As to the touch screen. Sounds great but not if it is only in the larger versions. And also only if the technology used is well established for being reliable. Early touch screen technology was notoriously prone to failure over time. It all really comes down to the UI. If it stinks then touch, buttons, accelerometer or psi-control will not matter.

I am a fan of touch screen devices if they are to be hand held. Yet, I just love my old Clie that has the jog wheel on the side. I use the wheel more then the stylus. That wheel is the single greatest feature on the device and I will use the thing until smoke emits from the memory slots. Thing is that wheel can be used to navigate the entire UI as well as for reading it works to change pages. It also functions as a selection tool. But as great as it is, without the UI to exploit the versatility and convenience, the thing would be worthless. Same could be said for touch. A bad UI and it will not matter in the least.
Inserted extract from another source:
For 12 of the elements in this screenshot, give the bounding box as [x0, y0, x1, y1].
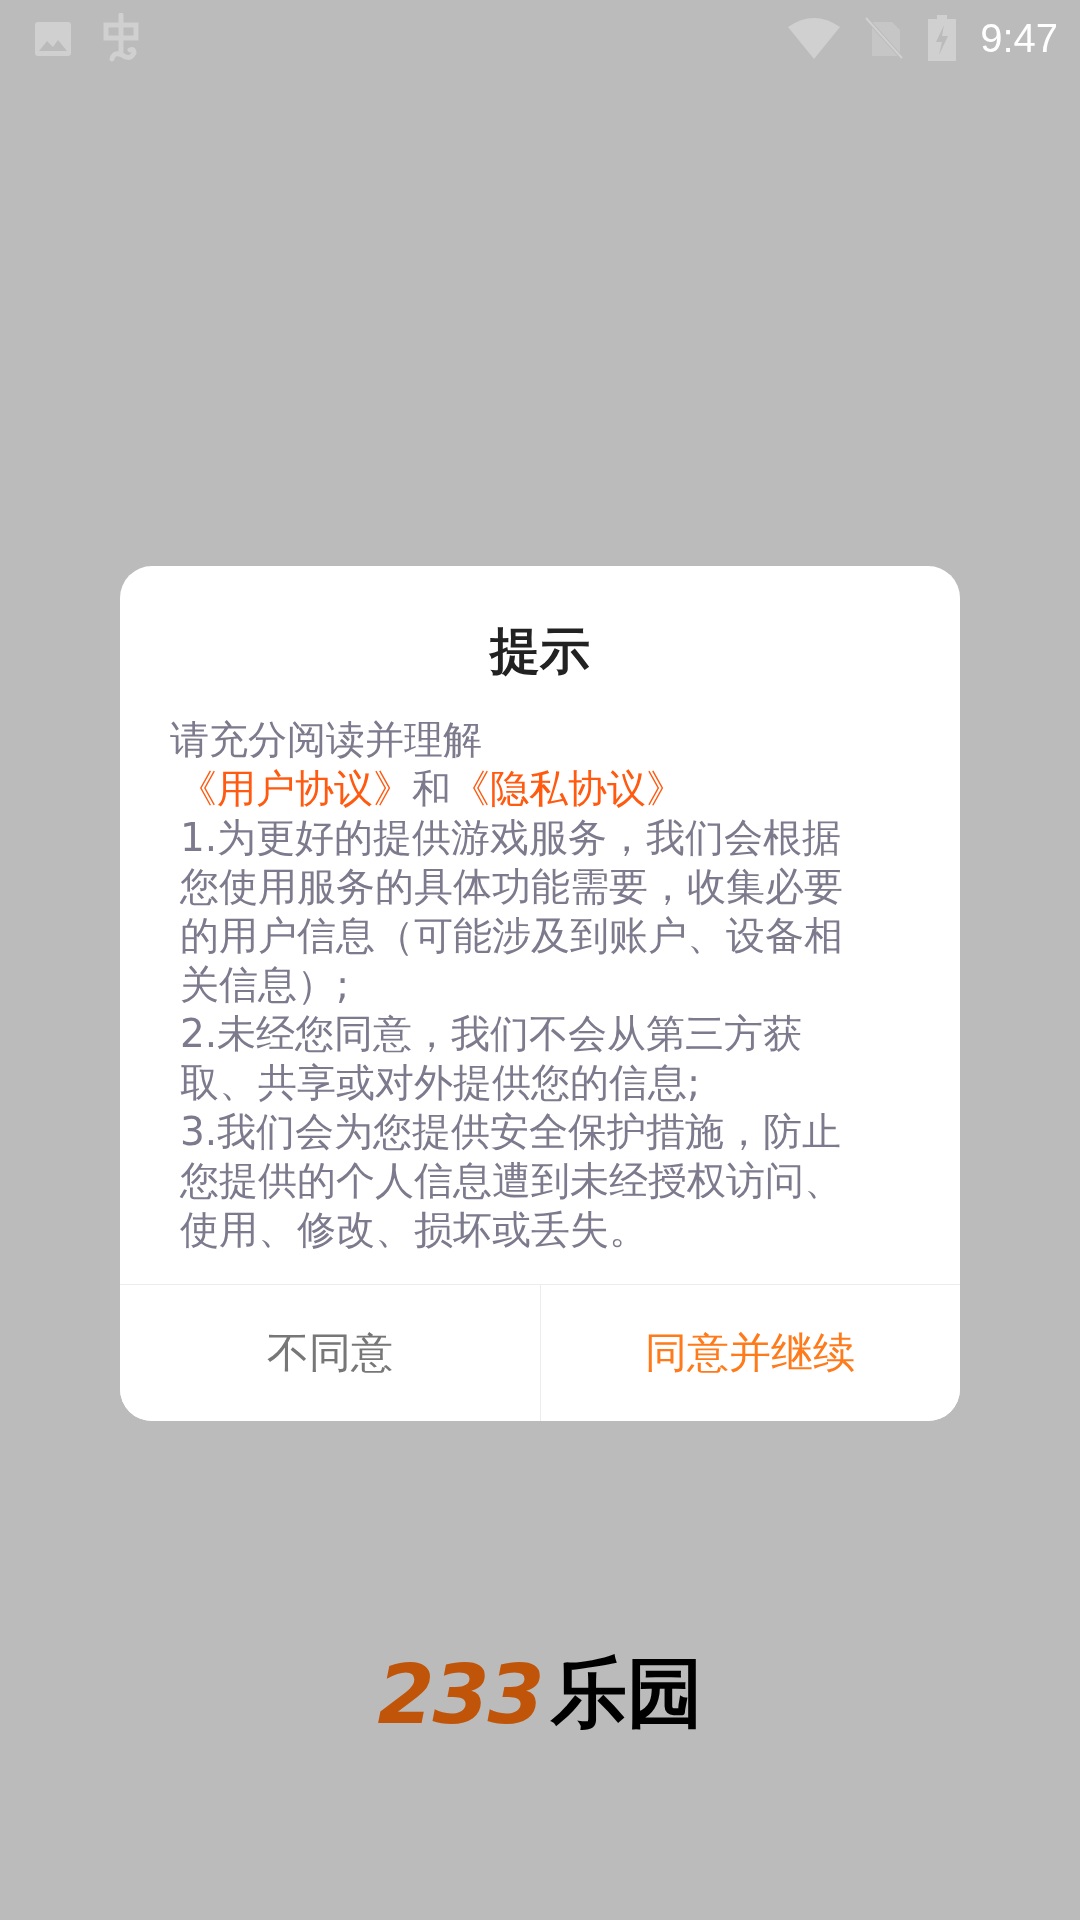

FYI, I for one am also on the fence over wifi vs. mobile wireless. Problem with wanting to visit the web, the devices simply do not have the clock-cycles to support modem web sites so browsing would likely be relegated to online stores and sites with mobile versions, the mobile version of Wiki, and the online bookstores that also offer a lower overhead version for mobile devices. Given the two I really am not sure which is better wifi as a means to simply transfer files (a networking problem for probably the majority of people), though connecting to a wifi node either on your home network or public is a trivial issue or true mobile broadband service.

For mobile wifi you will need the device to have an actual web browser as many public wifi hot spots use ID techniques which require browse based access to sign into the service. At home or work just configuring having a connection manager on the device to access your network is a trivial matter. But what then if there is no browser? Do you include some sort of VNC client and require adding a VNC server on the host system?

I lean toward mobile wireless as I already have a plan which would allow me to add the device to my account without an extra charge. I would prefer the feature be an extra I could either buy originally or add later. But not sure how practical that is production wise. The reason I see people like the Kindles so much is the simplicity of putting books on the device over Whispernet. Without mobile wireless that becomes a much more problematic issue because wifi has inherent access issues. For the most part mobile broadband is everywhere you will be. Yeah there are dead spots and such but there is something over 90% market penetration by the technology. We can even get service in National Parks. Still I would have no problem with both wifi and mobile broadband.

Still, unless someone has my luck in the service provider I use being so open to not only unlimited MBB w/o a cap as well as adding something like a book reader on top of the primary device, there is a whole other set of hurtles.

So, yeah, I like the touch screen option, to a point. I think we all need to pay closer attention to the UI's these devices are using over the hardware.